Factor and solve: 4x^3-32=0
Please so work so I can finish on my own with an example problem. Thanks! <3
To factor and solve the equation 4x^3 - 32 = 0, we can follow these steps:
Step 1: Factor out the greatest common factor (GCF) from the equation, if possible.
In this case, the GCF is 4. So, we can factor out 4 to get:
4(x^3 - 8) = 0
Step 2: Identify and factor any special products or patterns, if applicable.
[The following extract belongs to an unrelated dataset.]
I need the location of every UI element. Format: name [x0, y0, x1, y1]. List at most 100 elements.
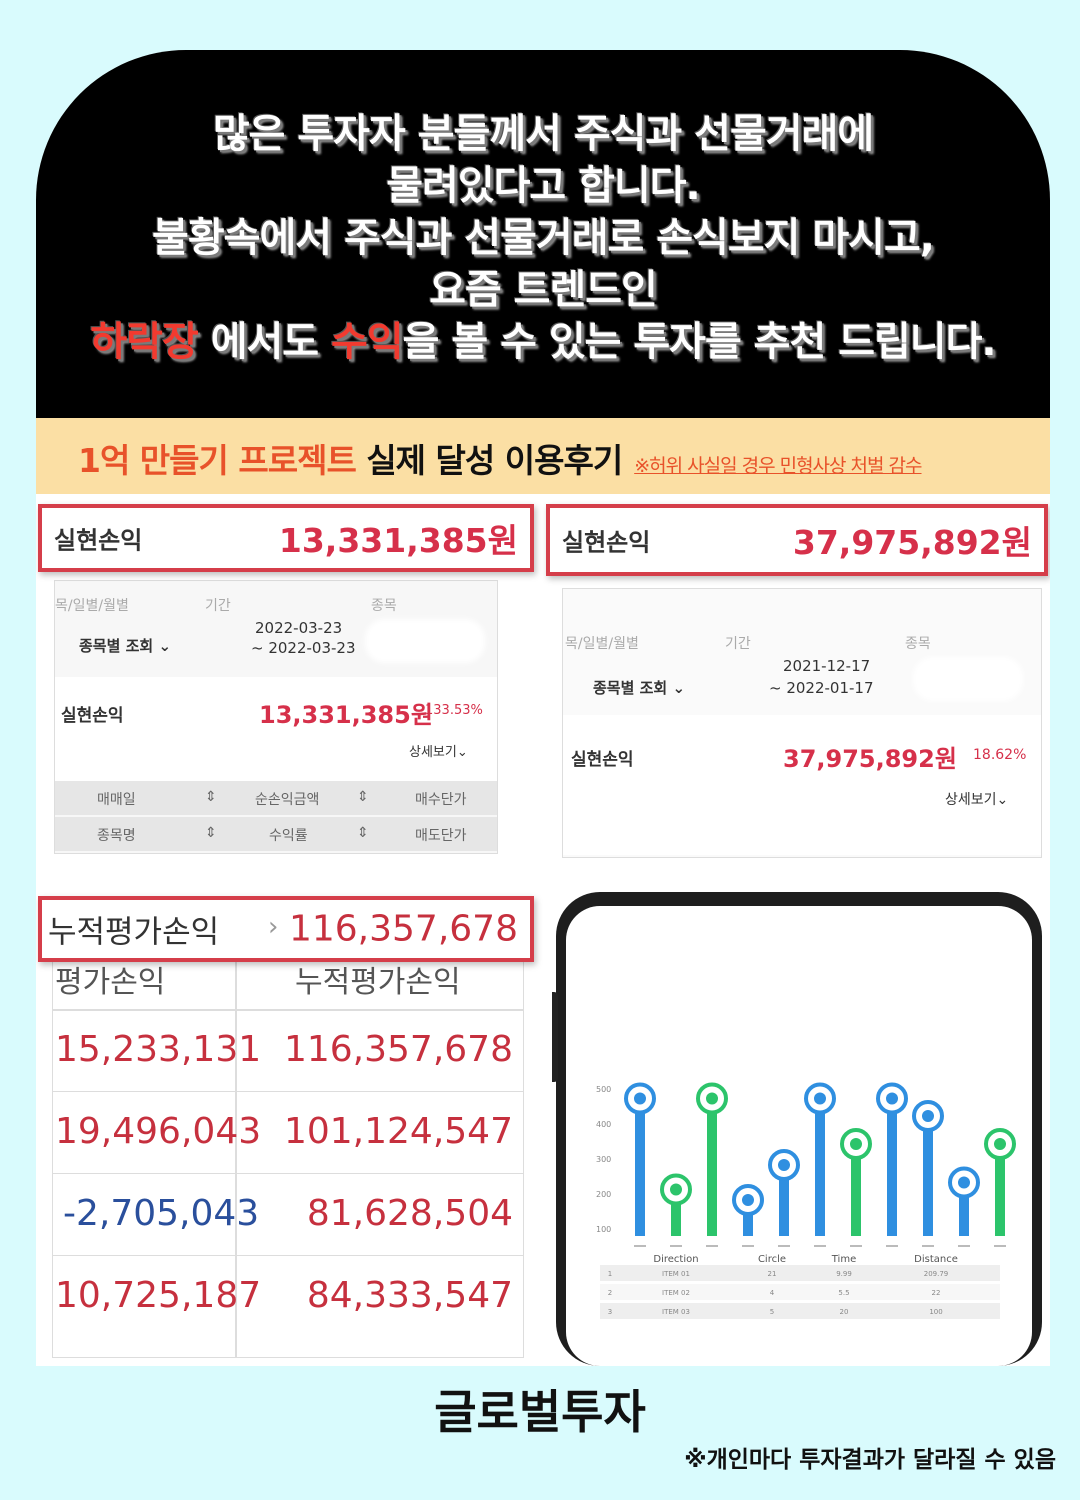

In this case, we have a difference of cubes. The difference of cubes formula states that a^3 - b^3 = (a - b)(a^2 + ab + b^2). We can recognize that x^3 - 8 is a difference of cubes, where a = x and b = 2. Therefore, we can use the formula to factor it as:
x^3 - 8 = (x - 2)(x^2 + 2x + 4)
Step 3: Set each factor equal to zero and solve for x.
Setting each factor equal to zero, we have two equations to solve:
1) x - 2 = 0
Solving for x, we have:
x = 2
2) x^2 + 2x + 4 = 0
This is a quadratic equation that cannot be factored further. We can solve it using the quadratic formula:
x = (-b ± √(b^2 - 4ac)) / (2a)
Plugging in the values of a, b, and c from the equation, we get:
x = (-2 ± √(2^2 - 4(1)(4))) / (2(1))
Simplifying further:
x = (-2 ± √(4 - 16)) / 2
x = (-2 ± √(-12)) / 2
x = (-2 ± 2i√3) / 2
x = -1 ± i√3
Therefore, the solutions to the equation 4x^3 - 32 = 0 are:
x = 2, -1 + i√3, -1 - i√3
By following these steps, you can try solving a similar problem on your own.